Kinetics of relativistic axionically active plasma in the field of dynamic aether. Part II: Particle dynamics and symptoms of plasma instability
Alexander B. Balakin, Kamil R. Valiullin
TL;DR
This work develops a collisionless kinetic theory for a relativistic multi-component plasma coupled to an axion field and dynamic aether in a cosmological FLRW background, presenting exact distribution functions $f_{(a)}(K_0,\ldots, K_6)\,\delta(K_0-m^2_{(a)}c^2)$. By analyzing five background evolutions and the axion–aether induced forces, it shows that curvature couplings can split the plasma into hot and cold sub-populations and drive diverse particle-dynamics regimes, including ultra-relativistic growth or cooling depending on the balance of Stokes and tidal terms. The results lay a concrete groundwork for instability analysis in axion-aether plasmas and anticipate gravitational-wave–driven currents as a route to plasma instabilities, to be explored in Part III. The framework integrates an aether vector, axion dark matter, electromagnetism, and gravity within a unified kinetic description.
Abstract
In the paper [I], the first part of our work, we established the model of interaction of five elements: first, a unit time-like vector field, associated with the velocity of dynamic aether, second, the pseudoscalar field describing an axionic component of the dark matter, third, the electromagnetic field, fourth, the relativistic multi-component plasma and, fifth, the gravitational field. The initial step of analysis of this model was the reconstruction of the equilibrium states of the axionically-aetherically active plasma, which are characterized by frequent inter-particle collisions.

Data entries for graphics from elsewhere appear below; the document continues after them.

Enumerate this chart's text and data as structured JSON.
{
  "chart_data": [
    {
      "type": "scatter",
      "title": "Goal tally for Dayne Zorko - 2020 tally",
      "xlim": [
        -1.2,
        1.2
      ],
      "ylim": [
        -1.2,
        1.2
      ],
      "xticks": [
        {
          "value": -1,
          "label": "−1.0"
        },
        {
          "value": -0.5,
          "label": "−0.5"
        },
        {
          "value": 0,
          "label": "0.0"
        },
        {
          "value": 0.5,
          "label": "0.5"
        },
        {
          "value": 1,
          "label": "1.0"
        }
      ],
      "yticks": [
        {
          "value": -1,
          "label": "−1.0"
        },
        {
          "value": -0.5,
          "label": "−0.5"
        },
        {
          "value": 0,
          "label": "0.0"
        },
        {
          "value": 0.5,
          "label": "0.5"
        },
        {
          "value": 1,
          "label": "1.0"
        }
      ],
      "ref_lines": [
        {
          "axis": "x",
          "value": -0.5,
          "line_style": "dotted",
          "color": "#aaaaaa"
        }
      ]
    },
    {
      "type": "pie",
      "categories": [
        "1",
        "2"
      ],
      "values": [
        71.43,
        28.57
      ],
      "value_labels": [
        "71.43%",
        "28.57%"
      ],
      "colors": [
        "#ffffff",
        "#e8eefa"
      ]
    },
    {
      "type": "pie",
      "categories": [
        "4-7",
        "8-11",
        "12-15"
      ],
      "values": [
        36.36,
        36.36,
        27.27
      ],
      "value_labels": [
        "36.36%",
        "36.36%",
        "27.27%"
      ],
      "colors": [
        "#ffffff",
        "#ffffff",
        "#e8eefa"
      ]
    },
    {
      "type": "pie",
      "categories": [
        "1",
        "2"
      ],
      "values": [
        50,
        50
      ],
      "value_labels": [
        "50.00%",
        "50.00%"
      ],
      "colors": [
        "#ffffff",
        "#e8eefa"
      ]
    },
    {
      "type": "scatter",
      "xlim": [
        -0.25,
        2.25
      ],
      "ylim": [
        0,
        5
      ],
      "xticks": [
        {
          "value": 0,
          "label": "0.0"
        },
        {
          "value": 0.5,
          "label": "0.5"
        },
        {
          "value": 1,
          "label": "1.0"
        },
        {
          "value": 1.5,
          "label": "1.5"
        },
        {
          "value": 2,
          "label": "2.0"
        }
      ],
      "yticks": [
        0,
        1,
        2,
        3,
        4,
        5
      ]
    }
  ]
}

In the second part of the work, presented here, in the framework of isotropic homogeneous cosmological model we consider the collisionless limit of the theory, and thus, we focus on the analysis of the particle dynamics under the influence of axionically-aetherically induced forces. The complete distribution functions, as exact solutions to the kinetic equations, are presented. Based on five examples of the background solutions of the model, we discuss the symptoms of plasma instability provoked by the influence of forces of the friction and tidal types.